Confined entanglement networks coordinate hierarchical energy dissipation in super-tough hydrogels

Abstract

Weak interfacial interaction and poor dispersion of conventional nanofillers within nanocomposite hydrogels often induce stress concentration, creating a dilemma between strength and toughness. Herein, a polyacrylamide–carbon aggregate (PAM–CA) hydrogel featuring a constrained entanglement network was successfully constructed by incorporating chlorophyll-derived carbon aggregates (CAs). Mechanistic investigations reveal that the exceptional mechanical properties originate from a hierarchical energy dissipation process: (i) the unfolding and stretching of entangled polymer chains, (ii) the reversible detachment of chains from CAs (rupture of sacrificial hydrogen bonds), and (iii) supporting structure integrity by the PAM network.
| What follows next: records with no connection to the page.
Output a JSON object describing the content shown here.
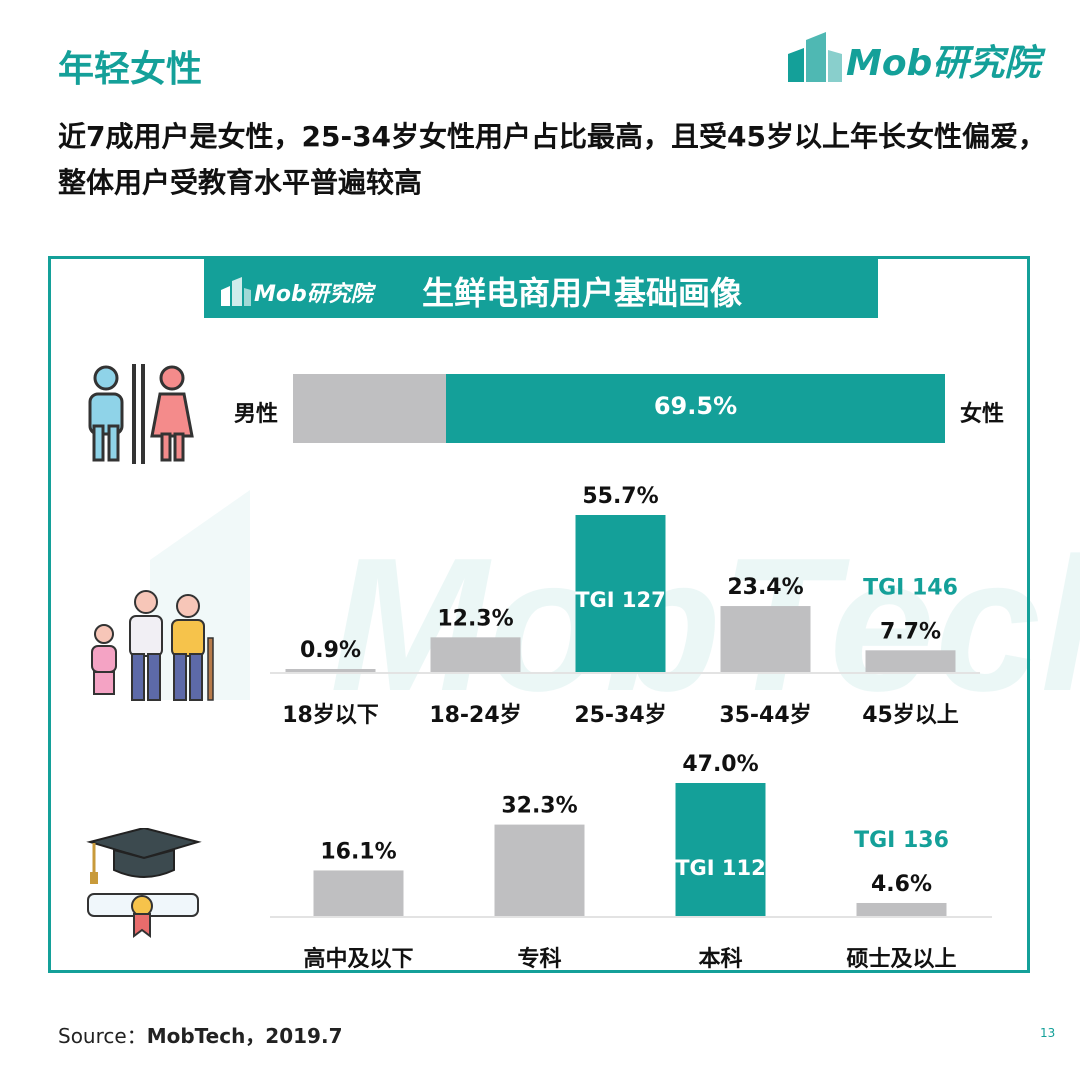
{
  "page": {
    "title": "年轻女性",
    "logo_text": "Mob研究院",
    "subtitle": "近7成用户是女性，25-34岁女性用户占比最高，且受45岁以上年长女性偏爱，整体用户受教育水平普遍较高",
    "banner_logo": "Mob研究院",
    "banner_title": "生鲜电商用户基础画像",
    "watermark": "MobTech",
    "source_prefix": "Source：",
    "source_value": "MobTech，2019.7",
    "page_number": "13"
  },
  "colors": {
    "teal": "#14a099",
    "gray": "#bfbfc1",
    "pink": "#f48b8b",
    "blue": "#8fd3e8"
  },
  "icons": {
    "gender": "male-female-restroom-icon",
    "age": "family-generations-icon",
    "education": "graduation-cap-diploma-icon"
  },
  "chart_data": [
    {
      "type": "bar",
      "orientation": "horizontal-stacked",
      "categories": [
        "男性",
        "女性"
      ],
      "values": [
        30.5,
        69.5
      ],
      "value_label": "69.5%"
    },
    {
      "type": "bar",
      "categories": [
        "18岁以下",
        "18-24岁",
        "25-34岁",
        "35-44岁",
        "45岁以上"
      ],
      "values": [
        0.9,
        12.3,
        55.7,
        23.4,
        7.7
      ],
      "labels": [
        "0.9%",
        "12.3%",
        "55.7%",
        "23.4%",
        "7.7%"
      ],
      "highlight": [
        2
      ],
      "annotations": [
        {
          "category": "25-34岁",
          "text": "TGI 127",
          "position": "inside"
        },
        {
          "category": "45岁以上",
          "text": "TGI 146",
          "position": "above"
        }
      ]
    },
    {
      "type": "bar",
      "categories": [
        "高中及以下",
        "专科",
        "本科",
        "硕士及以上"
      ],
      "values": [
        16.1,
        32.3,
        47.0,
        4.6
      ],
      "labels": [
        "16.1%",
        "32.3%",
        "47.0%",
        "4.6%"
      ],
      "highlight": [
        2
      ],
      "annotations": [
        {
          "category": "本科",
          "text": "TGI 112",
          "position": "inside"
        },
        {
          "category": "硕士及以上",
          "text": "TGI 136",
          "position": "above"
        }
      ]
    }
  ]
}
Consequently, compared with the neat PAM hydrogel, the PAM–CA hydrogel exhibits a tensile strength of 1039 kPa (∼12-fold increase), an elongation at break of 2496% (∼3.7-fold), and a remarkable toughness of 10.1 MJ m⁻³ (∼35-fold). Furthermore, the PAM–CA hydrogel possesses superior adhesiveness, compressibility, and electrical conductivity. This study provides a facile fabrication strategy for the design of high-performance, multifunctional hydrogels.